1 of 12
Jeffrey D. Allred, Deseret News
Monsignor M. Francis Mannion leaves Mass at the Cathedral of the Madeleine in Salt Lake City on Wednesday, Feb. 21, 2018. Wednesday marked the 25th anniversary of the cathedral’s rededication, and following the Mass, students and faculty of the Madeleine Choir School presented Monsignor Mannion with the Legacy of Service Award, acknowledging his efforts and years of work that have transformed the cathedral and its ministries.

SALT LAKE CITY — As the Salt Lake Catholic Diocese marked the 25th anniversary of the Cathedral of the Madeleine's rededication Wednesday, Monsignor M. Francis Mannion remembered the effort it took to restore the cathedral as well as the people who helped.

"During Mass, I was very much aware of their presence in spirit," Monsignor Mannion said.

The event was "bittersweet," he said: Sweet because of the success of the project 25 years ago, and bitter or "sad" because of the passing of many who helped with the renovation — including, most recently, Jon M. Huntsman Sr. and Ian M. Cumming.

Today, the cathedral is a grand place of worship, with colorful murals and stained-glass windows. However, 30 years ago, the cathedral, built in 1909, was "truly dilapidated and failing," said Matt Kitterer, the Madeleine Choir School's director of advancement.
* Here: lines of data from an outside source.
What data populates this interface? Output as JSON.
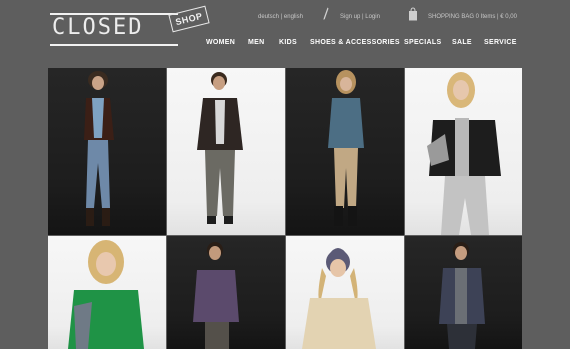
{
  "brand": {
    "logo_text": "CLOSED",
    "badge_text": "SHOP"
  },
  "utility": {
    "lang_text": "deutsch | english",
    "signup_text": "Sign up | Login",
    "bag_text": "SHOPPING BAG 0 Items | € 0,00"
  },
  "nav": {
    "items": [
      "WOMEN",
      "MEN",
      "KIDS",
      "SHOES & ACCESSORIES",
      "SPECIALS",
      "SALE",
      "SERVICE"
    ]
  },
  "icons": {
    "utility": [
      "pen-icon",
      "shopping-bag-icon"
    ]
  },
  "colors": {
    "background": "#5e5e5e",
    "nav_text": "#ffffff",
    "utility_text": "#c8c8c8"
  }
}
It was then that Monsignor Mannion was given the task of planning and fundraising to ensure the cathedral was repaired, Kitterer said.

"The restoration was very intensive, because so many things had fallen apart. The interior was really dark and ugly, and the systems … also fallen apart," he remembered.

Monsignor Mannion garnered the help of local leaders including Huntsman, Cumming and Jack Gallivan to aid in the project and raised $12 million.

The restoration took five years to plan and two years to execute because of the "complexity of the project," Monsignor Mannion said.

During the renovation, he remembers using the motto "a cathedral for all people."

"We were very much aware that this cathedral serves an important place in the neighborhood, but also in the community at large," he said.

Since the renovation, the cathedral has become home to the Madeleine Choir School, the Madeleine Festival of the Arts and Humanities, the Eccles Organ Festival and the Good Samaritan Program, which provides aid to those in need.

As the children of the Madeleine Choir School raised their voices in song to mark the anniversary of the rededication as well as to recognize the contributions of Monsignor Mannion, there was a sense of reverence and celebration in the building.

1 comment on this story

Eight-year-old Savvy Williams explained why she enjoys singing in the cathedral: "Because it makes God happy."

Twelve candles burned around the cathedral, in the same places where candles were annointed by holy oil at the building's rededication 25 years ago.

After the Mass, Savvy said she likes being in the cathedral because it reminds her that "we have a relationship with God."

Monsignor Mannion added that hearing the children sing was "wonderful."

"The Madeleine Choir School is truly a treasure, not just locally, but internationally," he said.